Mr. Malis’s brother is a senior vice president of two Russian based telecommunications service providers. The Company received revenue from these two telecommunications service providers in the amount of approximately $5.3 million and $5.1 million for the years ended December 31, 2004 and December 31, 2005, respectively and incurred costs to these two telecommunications service providers in the amount of approximately $1.9 million and $1.3 million in the years ended December 31, 2004 and December 31, 2005, respectively. At December 31, 2004, the Company had accounts receivable of approximately $0.7 million and accounts payable of approximately $0.3 million with these two telecommunications service providers. At December 31, 2005, the Company had accounts receivable of approximately $0.9 million and zero accounts payable with these two telecommunications service providers.
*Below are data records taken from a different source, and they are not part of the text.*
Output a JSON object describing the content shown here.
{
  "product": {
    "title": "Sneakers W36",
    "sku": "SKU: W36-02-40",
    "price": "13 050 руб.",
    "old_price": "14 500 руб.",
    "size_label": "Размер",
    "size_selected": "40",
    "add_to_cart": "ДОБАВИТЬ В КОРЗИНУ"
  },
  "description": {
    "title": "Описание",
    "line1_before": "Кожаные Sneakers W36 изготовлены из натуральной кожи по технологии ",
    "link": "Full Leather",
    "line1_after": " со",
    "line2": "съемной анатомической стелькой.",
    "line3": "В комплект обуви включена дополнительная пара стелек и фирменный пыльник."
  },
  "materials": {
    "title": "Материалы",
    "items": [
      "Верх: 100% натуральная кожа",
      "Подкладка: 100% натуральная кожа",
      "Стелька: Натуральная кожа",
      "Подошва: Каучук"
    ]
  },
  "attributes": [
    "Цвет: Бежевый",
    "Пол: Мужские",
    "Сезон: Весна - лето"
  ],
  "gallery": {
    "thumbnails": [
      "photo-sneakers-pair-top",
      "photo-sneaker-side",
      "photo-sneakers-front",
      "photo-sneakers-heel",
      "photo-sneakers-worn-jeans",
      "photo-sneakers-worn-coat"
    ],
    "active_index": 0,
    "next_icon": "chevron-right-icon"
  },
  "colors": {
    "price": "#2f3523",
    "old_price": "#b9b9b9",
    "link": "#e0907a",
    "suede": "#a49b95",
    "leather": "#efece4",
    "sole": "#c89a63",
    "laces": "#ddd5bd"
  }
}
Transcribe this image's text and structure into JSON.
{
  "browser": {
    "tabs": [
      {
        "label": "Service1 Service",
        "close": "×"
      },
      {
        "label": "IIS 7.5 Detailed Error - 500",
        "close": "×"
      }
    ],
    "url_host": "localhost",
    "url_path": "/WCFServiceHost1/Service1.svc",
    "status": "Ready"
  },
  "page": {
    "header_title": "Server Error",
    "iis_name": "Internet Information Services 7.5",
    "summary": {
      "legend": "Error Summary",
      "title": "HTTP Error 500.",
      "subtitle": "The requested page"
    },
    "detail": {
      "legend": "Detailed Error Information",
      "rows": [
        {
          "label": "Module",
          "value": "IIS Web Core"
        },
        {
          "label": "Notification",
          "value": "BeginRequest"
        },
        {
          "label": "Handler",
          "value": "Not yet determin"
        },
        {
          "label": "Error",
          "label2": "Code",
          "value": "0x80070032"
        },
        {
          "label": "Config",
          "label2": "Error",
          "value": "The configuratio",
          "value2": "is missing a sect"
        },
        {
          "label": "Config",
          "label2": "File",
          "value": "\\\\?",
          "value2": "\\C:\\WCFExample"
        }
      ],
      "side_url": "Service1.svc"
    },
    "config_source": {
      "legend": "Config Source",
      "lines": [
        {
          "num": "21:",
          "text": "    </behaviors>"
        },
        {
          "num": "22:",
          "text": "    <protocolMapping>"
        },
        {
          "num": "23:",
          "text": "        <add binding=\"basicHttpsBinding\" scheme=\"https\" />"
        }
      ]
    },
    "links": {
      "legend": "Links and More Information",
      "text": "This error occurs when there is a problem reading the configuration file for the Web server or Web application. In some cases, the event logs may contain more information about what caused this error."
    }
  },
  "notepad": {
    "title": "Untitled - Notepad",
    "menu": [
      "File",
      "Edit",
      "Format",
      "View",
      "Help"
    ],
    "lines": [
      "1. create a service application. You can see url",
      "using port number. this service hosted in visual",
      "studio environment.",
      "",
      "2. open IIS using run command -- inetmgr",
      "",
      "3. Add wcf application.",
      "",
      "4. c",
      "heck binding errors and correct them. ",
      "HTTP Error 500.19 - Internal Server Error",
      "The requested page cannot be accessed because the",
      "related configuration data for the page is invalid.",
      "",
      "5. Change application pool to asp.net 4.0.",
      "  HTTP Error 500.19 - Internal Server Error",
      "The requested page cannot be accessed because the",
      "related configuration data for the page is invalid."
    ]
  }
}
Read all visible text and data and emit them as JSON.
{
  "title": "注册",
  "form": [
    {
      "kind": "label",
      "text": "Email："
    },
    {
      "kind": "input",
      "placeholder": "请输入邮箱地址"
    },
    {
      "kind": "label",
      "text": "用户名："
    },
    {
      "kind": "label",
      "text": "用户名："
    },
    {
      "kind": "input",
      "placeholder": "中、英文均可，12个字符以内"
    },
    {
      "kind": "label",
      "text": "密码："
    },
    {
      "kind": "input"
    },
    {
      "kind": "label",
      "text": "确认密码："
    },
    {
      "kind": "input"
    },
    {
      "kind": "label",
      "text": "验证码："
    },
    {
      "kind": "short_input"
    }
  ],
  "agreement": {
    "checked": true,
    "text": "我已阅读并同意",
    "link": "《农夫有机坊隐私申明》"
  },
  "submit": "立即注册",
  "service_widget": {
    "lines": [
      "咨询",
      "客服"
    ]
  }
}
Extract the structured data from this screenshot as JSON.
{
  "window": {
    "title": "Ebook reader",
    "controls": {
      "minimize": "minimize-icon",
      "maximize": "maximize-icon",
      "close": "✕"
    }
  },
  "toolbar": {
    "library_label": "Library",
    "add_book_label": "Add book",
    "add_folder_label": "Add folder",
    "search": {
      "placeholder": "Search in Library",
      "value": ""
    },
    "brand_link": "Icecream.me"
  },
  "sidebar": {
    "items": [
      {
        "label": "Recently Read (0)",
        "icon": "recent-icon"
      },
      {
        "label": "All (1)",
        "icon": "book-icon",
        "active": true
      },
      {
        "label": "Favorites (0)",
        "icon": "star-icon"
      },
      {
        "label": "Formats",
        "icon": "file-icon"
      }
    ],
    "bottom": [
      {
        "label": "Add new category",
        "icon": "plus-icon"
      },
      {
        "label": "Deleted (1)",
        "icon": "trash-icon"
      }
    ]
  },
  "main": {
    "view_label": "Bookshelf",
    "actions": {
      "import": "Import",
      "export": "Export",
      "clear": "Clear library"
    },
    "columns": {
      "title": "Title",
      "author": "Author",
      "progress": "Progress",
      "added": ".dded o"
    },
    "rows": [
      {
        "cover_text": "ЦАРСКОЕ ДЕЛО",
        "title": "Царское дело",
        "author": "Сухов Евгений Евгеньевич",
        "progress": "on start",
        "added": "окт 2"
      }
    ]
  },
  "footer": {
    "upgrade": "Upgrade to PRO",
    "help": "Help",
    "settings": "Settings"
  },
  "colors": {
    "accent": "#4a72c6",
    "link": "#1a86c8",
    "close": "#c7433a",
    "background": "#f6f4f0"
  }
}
Registration Rights Agreements. Golden Telecom entered into a registration rights agreement with Alfa Telecom Limited, Telenor, Rostelecom, Capital and Cavendish and First NIS on August 19, 2003 which became effective on the closing of the OAO Comincom transaction on December 1, 2003. The agreement provides that upon the written request of any of Alfa Telecom Limited, Telenor, or Rostelecom, the Company will use all reasonable efforts to register under the applicable federal and state securities laws the resale of any of the shares of the Company’s Common Stock owned by Alfa Telecom Limited, Telenor or Rostelecom, respectively. Each of Alfa Telecom Limited, Telenor, and Rostelecom may make such requests twice. The agreement also provides that upon the written request of either Capital or Barings, the Company will use all reasonable efforts to register under the applicable federal and state securities laws the resale of any of the shares of the Company’s Common Stock owned by Capital or Barings, respectively. Each of Capital or Barings may make such request once. Alfa Telecom Limited, Telenor, Rostelecom, Capital and Barings each have the right to include their respective shares of the Company’s Common stock in future registrations initiated by the Company on its own behalf or on behalf of other shareholders. This right is subject to certain limitations as to whether and to what extent each of Alfa Telecom Limited, Telenor, Rostelecom, Capital and Barings may include their shares in any such registration. The Company has agreed to pay any registration expenses. The registration rights agreement contains customary indemnification and contribution provisions between the Company, Alfa Telecom Limited, Telenor, Rostelecom, Capital, Cavendish and First NIS.

3/22/2006 Proxy Information

Mr. Bulgak had a consulting services agreement with Golden TeleServices, Inc., a wholly-owned subsidiary of the Company which agreement expired on December 31, 2005. Golden TeleServices, Inc. paid approximately $1,300 to Mr. Bulgak during the twelve months ended December 31, 2005 under this consulting services agreement.